1
votes

Problem:

I'm looking to write a variadic macro

#define WRAP(token, ...) 

which, when called with a token and N arguments

WRAP(decltype, a, b, c)

will expand into a comma-separated list of the arguments wrapped in the token

decltype(a), decltype(b), decltype(c)

This would allow me to write something like the following:

#define MACRO(...) \
    Class< WRAP(decltype, __VA_ARGS__) >::Function();

If I call it as follows:

MACRO(a, b, c)

it would result in:

Class<decltype(a), decltype(b), decltype(c)>::Function(0;

I have no idea how to achieve this. Is it possible? Perhaps with BOOST_PP or some such?

Motivation:

I have a macro for logging:

#define LOG(fmt, ...) \
    logger::instance().push(__FUNCTION__, fmt, __VA_ARGS__);

I have a variadic class template which is able to verify the arguments match the provided format string

template<typename... Ts>
struct Format
{
    template<std::size_t N>
    static constexpr bool check(const char (&fmt)[N], std::size_t n);
};

If I define a macro with a fixed number of arguments I can call my format checking function:

#define LOG(fmt, a) \
    static_assert(Format<decltype(a1)>::check(fmt, 0), ""); \
    logger::instance().push(__FUNCTION__, fmt, a);

However, if I use a variadic macro, this won't work for more than 1 argument:

#define LOG(fmt, ...) \
    static_assert(Format<decltype(__VA_ARGS__)>::check(fmt, 0), ""); \
    logger::instance().push(__FUNCTION__, fmt, __VA_ARGS__);

That's because decltype(__VA_ARGS__) is obviously invalid syntax.

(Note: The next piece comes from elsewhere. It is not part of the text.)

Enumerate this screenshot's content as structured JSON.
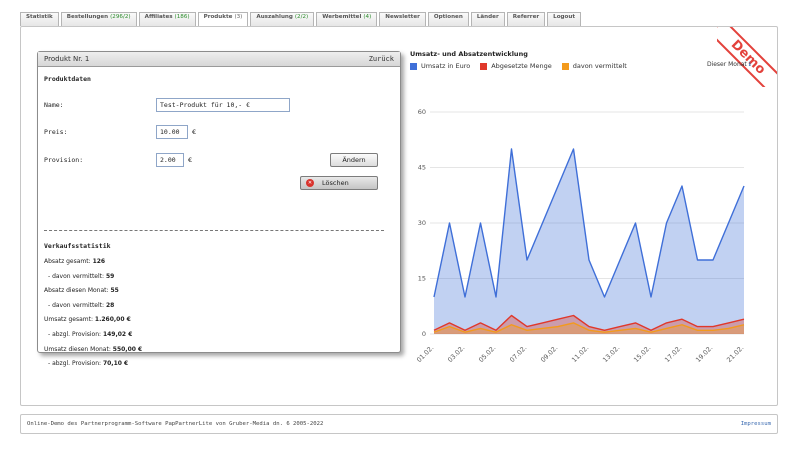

to fix it, I need to expand __VA_ARGS__ into decltype(a1), decltype(a2), decltype(a3)

Variadic function template?

I have tried to achieve this using a constexpr variadic function template, but I am unable to pass fmt to a static_assert as it is no longer a string literal at this point:

template<size_t N, typename... Ts>
constexpr void check(const char (&fmt)[N], const Ts&...)
{
    static_assert(Format<Ts...>::check(fmt, 0), "");
}

Trying to call this check function

check("%s", "hello world"); 

fails to compile:

main.cpp:216:46:   in constexpr expansion of ‘Format<T, Ts ...>::check<7ul>((* & fmt), 0ul)’
main.cpp:216:5: error: ‘fmt’ is not a constant expression
1
Why not use a variadic function template instead? It preserves type information and you can use the deduced parameter pack to decide the type of Format<>. - Pradhan
Why is a function with variadic template argument not enough here? template <class... Types> void log(Types... args) { return Class<Types...>(args...); } - Thomas Moulard
Further, if I pass fmt to a function, such that it's type is const char (&fmt)[N], I cannot use that in a static_assert: The following fails to compile: template<size_t N, typename... Ts> constexpr void check(const char (&fmt)[N], const Ts&...) { static_assert(Format<Ts...>::check(fmt, 0), ""); } with error ‘fmt’ is not a constant expression - Steve Lorimer

1 Answers

2
votes

It's very simple with Boost.PP:

#include <boost/preprocessor/punctuation/comma_if.hpp>
#include <boost/preprocessor/seq/for_each_i.hpp>
#include <boost/preprocessor/variadic/to_seq.hpp>

#define COMMA_SEP(r, token, i, e) BOOST_PP_COMMA_IF(i) token(e)
#define WRAP(token, ...) BOOST_PP_SEQ_FOR_EACH_I(COMMA_SEP, token, BOOST_PP_VARIADIC_TO_SEQ(__VA_ARGS__))

Edit: The above won't work if __VA_ARGS__ is empty, to solve that, please refer to this solution, but note that the solution won't work for MSVC because their preprocessor is non-standard-conformant, if you want to support MSVC, just use BOOST_PP_IS_EMPTY in place of ISEMPTY.